Absolutely. I'm strictly a come-all-ye man in practise, but I also recognise that when it comes to serious music making you've got to take a few steps up from that. It's not an elitist thing - it's just doing what you do, which is what we all do.

It was one of the things that always attracted me to folk music in the first place: you didn't need to be a 'master craftsperson' to perform it (though some would argue that folk clubs took this attitude too far).

Me too. But you do have to be a master to make it. I don't think the ballad tradition is evidence of casual dabbling any more than the wood-carvings on medieval misericords, ort the slip-ware of Toft.

Let me quote to you again some apt words from Carrie Grover, writing about her early 20th-century Nova Scotia community in which singing was a part of life. That's right, the account that you dismissed last time around as "mawkish and voyeuristic" (always a good idea to favour your own prejudices over eye-witness testimony, eh?).

If you're going to quote me, at least give me a source so I can see in what context I said it - I can't even remember what thread it was!

"many people tried to sing who could not even carry a tune, or as one old fellow expressed it, 'carried it a ways but dropped it before he got very far'... It was rare to find a really good singer of folk songs..."

See my earlier comment about my post-man - or any amount of casual dabblers today who'll quite happily sing you snatches of a song, or take part quite happikly in a Karoake night, but don't write songs. Dabblers are still there; some even make money out of it.

The point is, the Davie Stewarts and Phil Tanners may well have been the 'master craftspersons' of their day, and we can all think of traditional singers whose style, technique and committment we revere - but they were the tip of the iceberg.

You say iceberg; I say pyramid. See my earlier comment regarding Coltrane. As in any musical community & tradition we will have plenty of dabblers, and very competant musicians, and masters, and all points in between. I can't think of a single one where that wouldn't be the case.

Phil Tanner had six brothers, who all sang. We know little about them, but perhaps they didn't all have Phil's talent for entertaining a pub tap room. Percy Grainger recorded several singers at Brigg, but none was the equal of 'master craftsperson' (and chorister) Joseph Taylor.

Sounds about right.

That's what folk music is when it comes down to it - music for everyone.

That's what ALL music is.

That's not a romantic bourgeois fantasy, just the way it was.

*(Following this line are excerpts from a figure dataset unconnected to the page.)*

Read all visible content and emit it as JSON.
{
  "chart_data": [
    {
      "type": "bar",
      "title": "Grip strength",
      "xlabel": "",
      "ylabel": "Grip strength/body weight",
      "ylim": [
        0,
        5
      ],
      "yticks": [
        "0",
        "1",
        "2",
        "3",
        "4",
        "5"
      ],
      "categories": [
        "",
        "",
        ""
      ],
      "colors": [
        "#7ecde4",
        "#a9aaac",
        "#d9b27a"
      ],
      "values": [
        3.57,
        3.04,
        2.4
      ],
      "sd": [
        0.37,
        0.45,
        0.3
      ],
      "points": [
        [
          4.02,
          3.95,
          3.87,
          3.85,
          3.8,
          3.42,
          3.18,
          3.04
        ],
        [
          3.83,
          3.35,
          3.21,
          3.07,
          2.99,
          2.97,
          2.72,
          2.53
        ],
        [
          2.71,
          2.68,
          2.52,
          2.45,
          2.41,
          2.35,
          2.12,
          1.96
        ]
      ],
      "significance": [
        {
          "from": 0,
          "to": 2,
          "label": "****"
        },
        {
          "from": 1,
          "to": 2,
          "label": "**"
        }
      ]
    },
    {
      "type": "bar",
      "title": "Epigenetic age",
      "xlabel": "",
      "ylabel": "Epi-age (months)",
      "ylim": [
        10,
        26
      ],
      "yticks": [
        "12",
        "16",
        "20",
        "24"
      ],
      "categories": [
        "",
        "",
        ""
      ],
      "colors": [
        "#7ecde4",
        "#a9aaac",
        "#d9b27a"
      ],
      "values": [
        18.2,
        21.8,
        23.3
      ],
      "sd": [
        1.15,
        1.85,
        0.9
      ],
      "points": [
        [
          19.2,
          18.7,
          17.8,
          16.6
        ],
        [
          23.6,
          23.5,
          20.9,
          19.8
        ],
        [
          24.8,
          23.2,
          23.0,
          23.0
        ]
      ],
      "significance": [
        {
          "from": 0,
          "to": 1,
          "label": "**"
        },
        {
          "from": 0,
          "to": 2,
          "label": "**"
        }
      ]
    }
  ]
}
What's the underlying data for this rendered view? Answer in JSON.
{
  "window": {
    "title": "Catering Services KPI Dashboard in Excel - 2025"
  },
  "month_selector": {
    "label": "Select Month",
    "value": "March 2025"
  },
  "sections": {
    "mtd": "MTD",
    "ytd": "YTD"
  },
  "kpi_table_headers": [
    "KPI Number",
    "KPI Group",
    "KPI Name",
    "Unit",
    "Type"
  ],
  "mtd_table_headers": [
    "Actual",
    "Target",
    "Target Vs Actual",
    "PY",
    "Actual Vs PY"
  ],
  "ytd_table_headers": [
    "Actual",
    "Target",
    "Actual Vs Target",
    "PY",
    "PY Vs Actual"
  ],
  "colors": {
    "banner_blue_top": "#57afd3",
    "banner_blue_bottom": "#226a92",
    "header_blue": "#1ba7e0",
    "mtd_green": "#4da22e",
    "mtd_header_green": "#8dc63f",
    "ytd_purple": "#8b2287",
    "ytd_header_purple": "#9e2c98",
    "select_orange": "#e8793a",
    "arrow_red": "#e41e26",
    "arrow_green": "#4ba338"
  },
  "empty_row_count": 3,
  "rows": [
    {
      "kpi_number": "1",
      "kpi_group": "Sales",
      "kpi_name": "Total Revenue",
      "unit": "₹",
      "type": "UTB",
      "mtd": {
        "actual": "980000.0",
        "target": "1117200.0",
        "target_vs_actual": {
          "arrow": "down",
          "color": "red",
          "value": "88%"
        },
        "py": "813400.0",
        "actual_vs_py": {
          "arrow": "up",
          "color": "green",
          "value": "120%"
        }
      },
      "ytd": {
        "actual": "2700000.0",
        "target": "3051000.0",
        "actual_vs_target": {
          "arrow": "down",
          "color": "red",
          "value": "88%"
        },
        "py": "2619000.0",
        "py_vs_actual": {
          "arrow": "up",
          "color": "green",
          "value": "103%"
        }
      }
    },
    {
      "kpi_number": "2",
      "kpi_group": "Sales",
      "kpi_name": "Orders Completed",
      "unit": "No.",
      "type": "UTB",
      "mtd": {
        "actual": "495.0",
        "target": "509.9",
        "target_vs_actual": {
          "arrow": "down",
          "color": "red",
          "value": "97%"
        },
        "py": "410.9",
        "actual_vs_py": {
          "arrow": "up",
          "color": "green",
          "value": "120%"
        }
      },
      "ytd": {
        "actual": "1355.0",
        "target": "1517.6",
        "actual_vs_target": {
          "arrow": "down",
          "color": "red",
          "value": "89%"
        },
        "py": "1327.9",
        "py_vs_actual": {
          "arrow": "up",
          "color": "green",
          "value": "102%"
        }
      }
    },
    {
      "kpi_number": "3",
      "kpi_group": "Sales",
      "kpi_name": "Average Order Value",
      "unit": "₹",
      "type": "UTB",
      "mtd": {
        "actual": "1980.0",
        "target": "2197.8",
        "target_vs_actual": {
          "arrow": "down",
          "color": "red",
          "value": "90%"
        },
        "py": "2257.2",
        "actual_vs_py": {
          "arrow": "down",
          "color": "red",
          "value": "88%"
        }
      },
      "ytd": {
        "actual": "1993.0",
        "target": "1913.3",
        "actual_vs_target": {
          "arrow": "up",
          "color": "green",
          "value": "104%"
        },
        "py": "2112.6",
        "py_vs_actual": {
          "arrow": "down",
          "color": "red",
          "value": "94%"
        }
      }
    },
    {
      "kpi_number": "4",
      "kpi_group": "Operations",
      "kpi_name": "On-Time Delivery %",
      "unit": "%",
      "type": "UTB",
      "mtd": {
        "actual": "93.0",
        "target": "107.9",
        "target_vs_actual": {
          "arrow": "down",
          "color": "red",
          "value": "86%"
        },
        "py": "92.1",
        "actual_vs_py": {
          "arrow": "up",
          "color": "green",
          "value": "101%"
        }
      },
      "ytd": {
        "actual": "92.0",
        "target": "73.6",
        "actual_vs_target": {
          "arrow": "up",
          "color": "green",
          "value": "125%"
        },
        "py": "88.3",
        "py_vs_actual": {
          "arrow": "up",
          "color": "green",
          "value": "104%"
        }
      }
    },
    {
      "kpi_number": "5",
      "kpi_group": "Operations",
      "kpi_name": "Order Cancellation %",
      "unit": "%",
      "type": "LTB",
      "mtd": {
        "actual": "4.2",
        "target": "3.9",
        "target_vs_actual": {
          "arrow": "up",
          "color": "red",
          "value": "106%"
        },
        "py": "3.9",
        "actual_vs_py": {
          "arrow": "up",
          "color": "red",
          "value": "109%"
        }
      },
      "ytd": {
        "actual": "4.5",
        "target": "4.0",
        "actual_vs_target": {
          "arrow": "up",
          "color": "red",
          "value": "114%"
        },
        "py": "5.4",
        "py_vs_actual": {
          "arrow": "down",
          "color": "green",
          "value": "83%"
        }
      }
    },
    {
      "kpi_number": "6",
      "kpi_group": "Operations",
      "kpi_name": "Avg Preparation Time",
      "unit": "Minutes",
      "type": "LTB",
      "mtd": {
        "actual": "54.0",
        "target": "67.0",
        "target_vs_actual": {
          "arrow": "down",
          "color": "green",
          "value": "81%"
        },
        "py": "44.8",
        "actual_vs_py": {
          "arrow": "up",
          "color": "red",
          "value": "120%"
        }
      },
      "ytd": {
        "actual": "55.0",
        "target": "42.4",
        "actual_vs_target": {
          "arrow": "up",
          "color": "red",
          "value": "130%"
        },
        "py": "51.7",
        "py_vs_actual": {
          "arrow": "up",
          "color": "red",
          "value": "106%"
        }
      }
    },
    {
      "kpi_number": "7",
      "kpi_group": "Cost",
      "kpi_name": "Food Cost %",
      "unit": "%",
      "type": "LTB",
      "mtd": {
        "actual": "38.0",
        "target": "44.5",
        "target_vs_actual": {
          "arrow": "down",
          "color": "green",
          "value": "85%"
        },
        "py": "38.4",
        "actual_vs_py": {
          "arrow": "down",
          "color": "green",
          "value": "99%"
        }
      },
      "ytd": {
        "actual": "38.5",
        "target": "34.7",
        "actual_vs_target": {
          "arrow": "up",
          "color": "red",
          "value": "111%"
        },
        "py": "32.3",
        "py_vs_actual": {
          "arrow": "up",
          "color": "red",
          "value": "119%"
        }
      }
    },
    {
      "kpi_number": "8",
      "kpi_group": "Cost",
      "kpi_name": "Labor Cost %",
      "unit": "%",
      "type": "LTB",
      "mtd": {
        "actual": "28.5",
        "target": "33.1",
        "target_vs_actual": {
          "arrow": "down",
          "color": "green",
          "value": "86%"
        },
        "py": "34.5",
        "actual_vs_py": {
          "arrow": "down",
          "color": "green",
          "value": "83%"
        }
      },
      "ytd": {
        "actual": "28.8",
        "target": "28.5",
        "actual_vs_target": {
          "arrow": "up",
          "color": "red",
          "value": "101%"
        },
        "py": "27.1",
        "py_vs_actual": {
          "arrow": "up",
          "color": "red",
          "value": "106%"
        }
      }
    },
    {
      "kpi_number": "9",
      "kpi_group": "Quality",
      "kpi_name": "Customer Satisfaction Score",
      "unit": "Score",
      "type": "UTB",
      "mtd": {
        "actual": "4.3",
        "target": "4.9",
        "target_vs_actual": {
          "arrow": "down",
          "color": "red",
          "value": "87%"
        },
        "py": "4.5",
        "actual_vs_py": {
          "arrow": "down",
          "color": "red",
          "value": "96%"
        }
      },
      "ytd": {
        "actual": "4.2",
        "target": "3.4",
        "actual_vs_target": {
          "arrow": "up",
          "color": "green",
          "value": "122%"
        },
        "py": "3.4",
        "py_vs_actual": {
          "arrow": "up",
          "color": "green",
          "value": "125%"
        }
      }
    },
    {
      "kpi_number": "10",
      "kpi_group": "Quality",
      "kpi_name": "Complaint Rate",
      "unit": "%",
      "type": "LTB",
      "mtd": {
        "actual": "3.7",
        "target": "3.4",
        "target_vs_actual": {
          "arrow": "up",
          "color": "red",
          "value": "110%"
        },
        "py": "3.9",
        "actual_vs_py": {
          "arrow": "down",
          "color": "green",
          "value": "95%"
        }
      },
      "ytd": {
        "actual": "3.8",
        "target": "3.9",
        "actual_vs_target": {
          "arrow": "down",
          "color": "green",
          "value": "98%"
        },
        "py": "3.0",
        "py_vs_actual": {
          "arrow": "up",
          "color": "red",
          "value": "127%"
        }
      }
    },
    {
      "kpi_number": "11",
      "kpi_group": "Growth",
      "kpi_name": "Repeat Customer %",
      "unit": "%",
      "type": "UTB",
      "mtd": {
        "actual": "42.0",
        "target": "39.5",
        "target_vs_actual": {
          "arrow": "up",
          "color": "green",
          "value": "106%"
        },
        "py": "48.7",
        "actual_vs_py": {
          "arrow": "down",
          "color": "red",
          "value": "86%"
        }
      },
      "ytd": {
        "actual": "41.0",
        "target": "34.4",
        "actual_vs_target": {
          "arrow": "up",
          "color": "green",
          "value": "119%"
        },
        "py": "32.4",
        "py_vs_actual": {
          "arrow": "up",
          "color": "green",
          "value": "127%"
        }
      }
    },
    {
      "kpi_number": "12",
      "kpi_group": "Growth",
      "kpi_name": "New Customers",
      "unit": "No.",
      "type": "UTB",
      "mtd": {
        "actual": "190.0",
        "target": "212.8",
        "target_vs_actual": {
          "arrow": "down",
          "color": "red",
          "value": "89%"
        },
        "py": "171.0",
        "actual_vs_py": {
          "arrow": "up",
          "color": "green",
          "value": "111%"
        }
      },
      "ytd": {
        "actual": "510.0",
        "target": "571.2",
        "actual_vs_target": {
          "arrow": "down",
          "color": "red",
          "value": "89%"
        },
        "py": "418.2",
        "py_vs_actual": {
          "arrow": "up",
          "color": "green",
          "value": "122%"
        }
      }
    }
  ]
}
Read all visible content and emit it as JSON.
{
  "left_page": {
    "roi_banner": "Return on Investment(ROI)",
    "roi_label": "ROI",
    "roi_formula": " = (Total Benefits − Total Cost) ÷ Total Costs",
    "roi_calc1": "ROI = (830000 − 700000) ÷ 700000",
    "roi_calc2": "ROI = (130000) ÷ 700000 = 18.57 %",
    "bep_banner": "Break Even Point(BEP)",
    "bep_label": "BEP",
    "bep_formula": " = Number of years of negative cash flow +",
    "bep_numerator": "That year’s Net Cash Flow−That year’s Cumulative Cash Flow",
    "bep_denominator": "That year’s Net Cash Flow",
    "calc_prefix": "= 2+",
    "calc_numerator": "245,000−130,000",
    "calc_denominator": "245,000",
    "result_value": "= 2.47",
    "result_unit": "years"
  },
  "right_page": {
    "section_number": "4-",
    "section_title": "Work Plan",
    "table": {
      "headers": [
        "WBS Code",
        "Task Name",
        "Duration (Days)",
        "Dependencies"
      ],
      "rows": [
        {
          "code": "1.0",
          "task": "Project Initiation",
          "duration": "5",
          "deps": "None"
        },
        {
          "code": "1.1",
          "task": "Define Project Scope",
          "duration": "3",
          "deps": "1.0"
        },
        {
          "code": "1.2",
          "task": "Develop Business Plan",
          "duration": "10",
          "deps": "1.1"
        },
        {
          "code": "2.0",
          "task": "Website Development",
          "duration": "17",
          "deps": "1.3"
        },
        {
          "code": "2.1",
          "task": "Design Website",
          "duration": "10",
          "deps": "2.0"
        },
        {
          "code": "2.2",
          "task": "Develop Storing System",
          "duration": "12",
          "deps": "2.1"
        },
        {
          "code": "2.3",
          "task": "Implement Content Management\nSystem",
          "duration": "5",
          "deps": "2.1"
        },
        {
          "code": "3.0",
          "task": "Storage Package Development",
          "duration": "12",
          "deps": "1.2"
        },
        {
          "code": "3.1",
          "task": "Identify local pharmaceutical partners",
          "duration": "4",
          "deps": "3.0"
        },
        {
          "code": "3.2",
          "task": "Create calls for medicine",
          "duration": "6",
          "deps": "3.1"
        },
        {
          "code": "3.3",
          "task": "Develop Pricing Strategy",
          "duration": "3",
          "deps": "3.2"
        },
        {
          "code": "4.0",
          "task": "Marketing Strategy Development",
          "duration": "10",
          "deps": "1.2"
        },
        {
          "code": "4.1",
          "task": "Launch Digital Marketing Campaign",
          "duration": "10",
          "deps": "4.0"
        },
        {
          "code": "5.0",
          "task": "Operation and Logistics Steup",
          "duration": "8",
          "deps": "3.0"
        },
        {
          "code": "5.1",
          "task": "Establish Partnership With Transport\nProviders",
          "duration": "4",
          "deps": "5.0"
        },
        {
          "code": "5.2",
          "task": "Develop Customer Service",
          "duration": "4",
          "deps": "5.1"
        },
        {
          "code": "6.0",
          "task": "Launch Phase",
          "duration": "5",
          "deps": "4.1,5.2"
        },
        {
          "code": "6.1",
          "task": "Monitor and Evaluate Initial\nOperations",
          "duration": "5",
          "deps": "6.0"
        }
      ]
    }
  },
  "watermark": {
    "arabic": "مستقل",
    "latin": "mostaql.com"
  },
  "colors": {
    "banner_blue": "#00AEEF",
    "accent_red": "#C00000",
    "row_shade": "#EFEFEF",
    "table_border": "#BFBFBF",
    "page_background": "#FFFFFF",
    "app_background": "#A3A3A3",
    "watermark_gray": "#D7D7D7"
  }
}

The fantasy is assuming that it's any different elsewhere and fantasing over collectivism as oppose to the creativity of working class musical masters. Seeing the songs as a product of a 'process' rather than the same sort of genius that we find in all music, no matter who might be moved to dabble in it.

Not for nothing was a concert at CSH earlier this year, featuring the Coppers, Will Noble & John Cocking, the Moor Music gang and others, entitled: "It's just what we do!"

And not a single dabbler amongst them! Ask any musician though - Jazz, Classical, Gamelan, Metal - and they'll tell you the same thing; It's just what we do. It's the bottom line of all music. We all sat it. We're what Derek Bailey once called the 'I just play, man! men' - or women - regardless of what style or idiom we happen to play in.